[WikiEN-l] Some more unscientific findings

Mark Wagner carnildo at gmail.com
Fri Dec 9 19:37:11 UTC 2005


On 12/9/05, Geoffrey Burling <llywrch at agora.rdrop.com> wrote:
>And so last night I started to
> add up all of the articles listed in [[Category:Old requests for peer review]]
> & found this category contained only 1328 articles. In other words, for
> every *40* Good articles in Wikipedia, only *1* article gets any
> special attention to be singled out for consideration and review!

> I know this would be unenforceable, but wouldn't it be a good policy
> that before an editor nominates an article to AfD, they have to also
> nominate an article to Peer review? And that before an editor adds to
> the debate at AfD, they have to contribute to the debate at either
> Peer review or Featured articles candidates?

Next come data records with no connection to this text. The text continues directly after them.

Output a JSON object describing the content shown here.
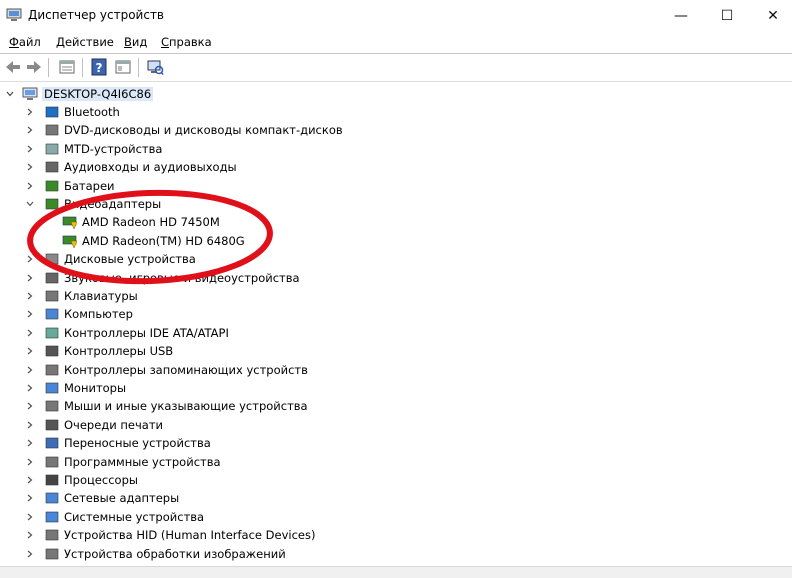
{
  "window": {
    "title": "Диспетчер устройств",
    "buttons": {
      "minimize": "—",
      "maximize": "☐",
      "close": "✕"
    }
  },
  "menu": [
    {
      "accel": "Ф",
      "rest": "айл"
    },
    {
      "accel": "Д",
      "rest": "ействие"
    },
    {
      "accel": "В",
      "rest": "ид"
    },
    {
      "accel": "С",
      "rest": "правка"
    }
  ],
  "toolbar": {
    "icons": [
      "back-arrow-icon",
      "forward-arrow-icon",
      "properties-icon",
      "help-icon",
      "view-icon",
      "scan-hardware-icon"
    ]
  },
  "tree": {
    "root": "DESKTOP-Q4I6C86",
    "categories": [
      {
        "label": "Bluetooth",
        "icon": "bluetooth-icon"
      },
      {
        "label": "DVD-дисководы и дисководы компакт-дисков",
        "icon": "dvd-drive-icon"
      },
      {
        "label": "MTD-устройства",
        "icon": "mtd-device-icon"
      },
      {
        "label": "Аудиовходы и аудиовыходы",
        "icon": "speaker-icon"
      },
      {
        "label": "Батареи",
        "icon": "battery-icon"
      },
      {
        "label": "Видеоадаптеры",
        "icon": "display-adapter-icon",
        "expanded": true,
        "children": [
          "AMD Radeon HD 7450M",
          "AMD Radeon(TM) HD 6480G"
        ]
      },
      {
        "label": "Дисковые устройства",
        "icon": "disk-drive-icon"
      },
      {
        "label": "Звуковые, игровые и видеоустройства",
        "icon": "sound-icon"
      },
      {
        "label": "Клавиатуры",
        "icon": "keyboard-icon"
      },
      {
        "label": "Компьютер",
        "icon": "computer-icon"
      },
      {
        "label": "Контроллеры IDE ATA/ATAPI",
        "icon": "ide-controller-icon"
      },
      {
        "label": "Контроллеры USB",
        "icon": "usb-icon"
      },
      {
        "label": "Контроллеры запоминающих устройств",
        "icon": "storage-controller-icon"
      },
      {
        "label": "Мониторы",
        "icon": "monitor-icon"
      },
      {
        "label": "Мыши и иные указывающие устройства",
        "icon": "mouse-icon"
      },
      {
        "label": "Очереди печати",
        "icon": "printer-icon"
      },
      {
        "label": "Переносные устройства",
        "icon": "portable-device-icon"
      },
      {
        "label": "Программные устройства",
        "icon": "software-device-icon"
      },
      {
        "label": "Процессоры",
        "icon": "processor-icon"
      },
      {
        "label": "Сетевые адаптеры",
        "icon": "network-adapter-icon"
      },
      {
        "label": "Системные устройства",
        "icon": "system-device-icon"
      },
      {
        "label": "Устройства HID (Human Interface Devices)",
        "icon": "hid-icon"
      },
      {
        "label": "Устройства обработки изображений",
        "icon": "imaging-device-icon"
      }
    ]
  },
  "colors": {
    "annotation_ellipse": "#e0101b",
    "icon_blue": "#1f6fc5",
    "gpu_green": "#3a8a2a"
  }
}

Since you used [[User:Carnildo/The 100]] as one of your sources, I've
got some relevant statistics that aren't immediately obvious from
looking at the table:
* Of the 100 articles I examined, none of them was something I'd be
willing to submit to FAC.
* Of the 100 articles I examined, three of them are in good enough
shape that I'd be willing to submit them to peer review, if I knew
enough about the subject.
* Of the 100 articles I examined, all had gotten past newpages patrol.
** I speedy-deleted one of them as a vanity bio
** I listed one on VfD as a vanity band listing
** I listed one on VfD as a potentially vanity bio
** I listed an article related to the potential vanity bio on VfD for
being non-notable
** I listed one on WP:CP as a copyvio
** I speedy-deleted one as a re-creation of a VfD'd hoax

Submitting something to peer review implies a major commitment of
time: it may involve a trip to the library for reference books.  It
may involve contacting other Wikipedians for relevant pictures.  It
will certainly involve learning more about the subject than you though
possible.

Submitting something to VfD does not involve much time, particularly
for vanity articles: a couple of minutes searching Google, a couple
more minutes reading any results it comes up with, and maybe one
minutes for the mechanics of actually submitting the article to VfD.

The reason that far more articles are being listed on VfD than are
being listed on peer review is twofold: Listing something on VfD
involves a much smaller time commitment, and there is much more
material suitable for deletion than is suitable for listing on peer
review.  At a rough estimate, a VfD listing takes 20 minutes over five
days, while a peer review listing takes 5-10 hours over the course of
a week.  Based on my sample of articles that had not already been
listed on VfD by newpage patrol or RC patrol, there are two bad
articles for every good article.  If you include the listings from
newpages patrol and RC patrol, the ratio gets far higher.